Texas Governor Greg Abbott said in a news conference that the 18-year-old gunman was believed to have been killed by responding police.
The mass shooting at the Robb Elementary School was the deadliest elementary school shooting in the United States since the killings in 2012 at Sandy Hook Elementary School in Newtown, Connecticut. Twenty-six people were killed in that attack, including 20 children.
The Texas shooting was also the second in less than two weeks involving an 18-year-old suspect. The gunman who allegedly shot and killed 10 Black people on May 14 at a Tops Friendly Market in Buffalo, New York, was also 18.
According to data on mass shooters compiled by The Violence Project, a nonprofit research center based in St. Paul, Minnesota, the average age of a K-12 school perpetrator is 18.
The center says shooters who carry out their crimes at elementary, middle and high schools share similar characteristics.
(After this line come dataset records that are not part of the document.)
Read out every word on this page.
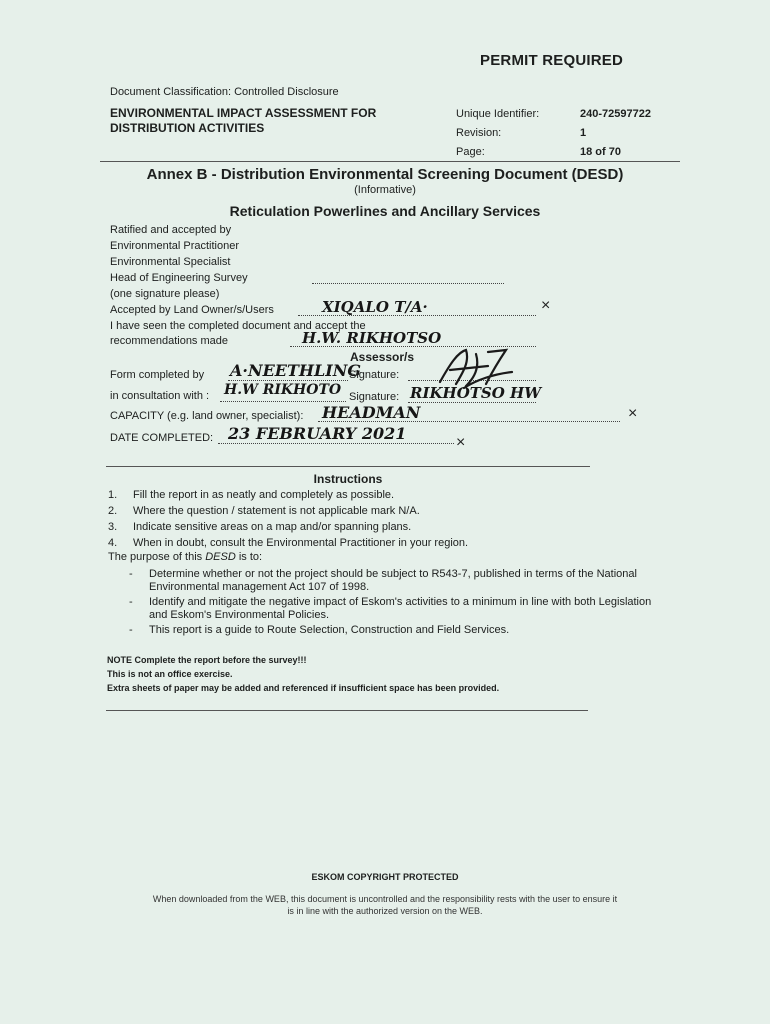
PERMIT REQUIRED
Document Classification: Controlled Disclosure
ENVIRONMENTAL IMPACT ASSESSMENT FOR
DISTRIBUTION ACTIVITIES
Unique Identifier:	240-72597722
Revision:	1
Page:	18 of 70
Annex B - Distribution Environmental Screening Document (DESD)
(Informative)
Reticulation Powerlines and Ancillary Services
Ratified and accepted by
Environmental Practitioner
Environmental Specialist
Head of Engineering Survey
(one signature please)
Accepted by Land Owner/s/Users	XIQALO T/A·	×
I have seen the completed document and accept the
recommendations made	H.W. RIKHOTSO
Assessor/s
Form completed by A·NEETHLING
Signature:
in consultation with : H.W RIKHOTO Signature: RIKHOTSO HW
CAPACITY (e.g. land owner, specialist): HEADMAN	×
DATE COMPLETED: 23 FEBRUARY 2021	×
Instructions
1. Fill the report in as neatly and completely as possible.
2. Where the question / statement is not applicable mark N/A.
3. Indicate sensitive areas on a map and/or spanning plans.
4. When in doubt, consult the Environmental Practitioner in your region.
The purpose of this DESD is to:
- Determine whether or not the project should be subject to R543-7, published in terms of the National Environmental management Act 107 of 1998.
- Identify and mitigate the negative impact of Eskom's activities to a minimum in line with both Legislation and Eskom's Environmental Policies.
- This report is a guide to Route Selection, Construction and Field Services.
NOTE Complete the report before the survey!!!
This is not an office exercise.
Extra sheets of paper may be added and referenced if insufficient space has been provided.
ESKOM COPYRIGHT PROTECTED
When downloaded from the WEB, this document is uncontrolled and the responsibility rests with the user to ensure it is in line with the authorized version on the WEB.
Its research from 1966 to 2020 shows that most K-12 school shooters tend to be a white male student of the school who has an interest in guns, uses a high degree of planning for his act and uses multiple guns.
The gunman used an AR-15-style rifle, which he purchased legally.
About 15 minutes before the shootings, the gunman left a private message on Facebook, saying, “I’m going to shoot an elementary school.” As yet, there is no known motive for the shootings.
The first K-12 mass shooting of the modern era occurred in 1989 in the schoolyard at the Cleveland Elementary School in Stockton, California.
Five children — all of them Southeast Asian refugees — were killed. Thirty-two others were wounded. The attack led to California’s first assault weapons act.
After that violence, shootings took place at elementary, middle and high schools across the country every year for the next 10 years. Though they were not mass shootings — defined by the Congressional Research Service as four or more victims — and in several cases, resulted in no deaths, their impact on families and communities were everlasting.
In 1999, the shootings at Columbine High School in Littleton, Colorado, marked a turning point in school violence at K-12 schools. According to The Violence Project, the attack inspired an entire subculture of copycats, called “Columbiners,” and the city itself became synonymous with mass shootings.
In a column published in 2019 on a research and commentary website, Violence Project researchers Jillian Peterson and James Densely said since Columbine, six mass shootings and 40 active shooter incidents took place in K-12 schools in the United States. In 20 of the 46 shootings — including at Sandy Hook Elementary School in Newtown, Connecticut, in 2012, and Marjory Stoneman Douglas High School in Parkland, Florida, in 2019 — Columbine was the shooter’s obsession and inspiration.
Circles scaled according to the number of fatalities.
Jillian Peterson, Ph.D., and James Densley, Ph.D., built the new database of mass shooters that they hope will inform future research and policy decisions about how to effectively prevent and respond to mass shootings.
For their study, they used the Congressional Research Service’s definition of a mass shooting:
“a multiple homicide incident in which four or more victims are murdered with firearms — not including the offender(s) — within one event, and at least some of the murders occurred in a public location or locations in close geographical proximity (e.g., a workplace, school, restaurant, or other public settings), and the murders are not attributable to any other underlying criminal activity or commonplace circumstance (armed robbery, criminal competition, insurance fraud, argument, or romantic triangle).”
All shooters have either been charged, convicted or killed at the scene.
The team collected more than 100 pieces of information on each of 172 mass shooters, resulting in The Violence Project Database of Mass Shootings in the United States, 1966 - February 2020.
They compiled details on hundreds of factors, including age, race, gender, nationality, sexual orientation, religion, education, relationship status, number of children, employment type and status, military service and branch, criminal, violence and abuse history, gang and terrorist affiliation, bullying, home environment and trauma.
What emerged were fleshed-out profiles and motivations of individual shooters, whose crimes can potentially influence current and future policy and prevention.
While there is no single profile of a mass shooter, there are several similar characteristics of shooters who carry out their crime at elementary, middle and high schools.
According to The Violence Project, the K-12 school shooter tends to be a white male student of the school with a history of trauma, and is suicidal. He has an interest in guns and uses a high degree of planning for his act. He leaks his plans ahead of time in the form of a video or a manifesto, and uses multiple guns that he stole from a family member.
Sixty-nine percent of K-12 shooters experienced severe childhood trauma, which includes parental suicide, physical or sexual abuse, neglect, domestic violence and/or severe bullying. Sixty-two percent had a criminal record, and 69% had mental health concerns. Almost all K-12 shooters were in crisis prior to the shooting (85%), marked by bullying or suspension from school.
The average age of a K-12 perpetrator was 18.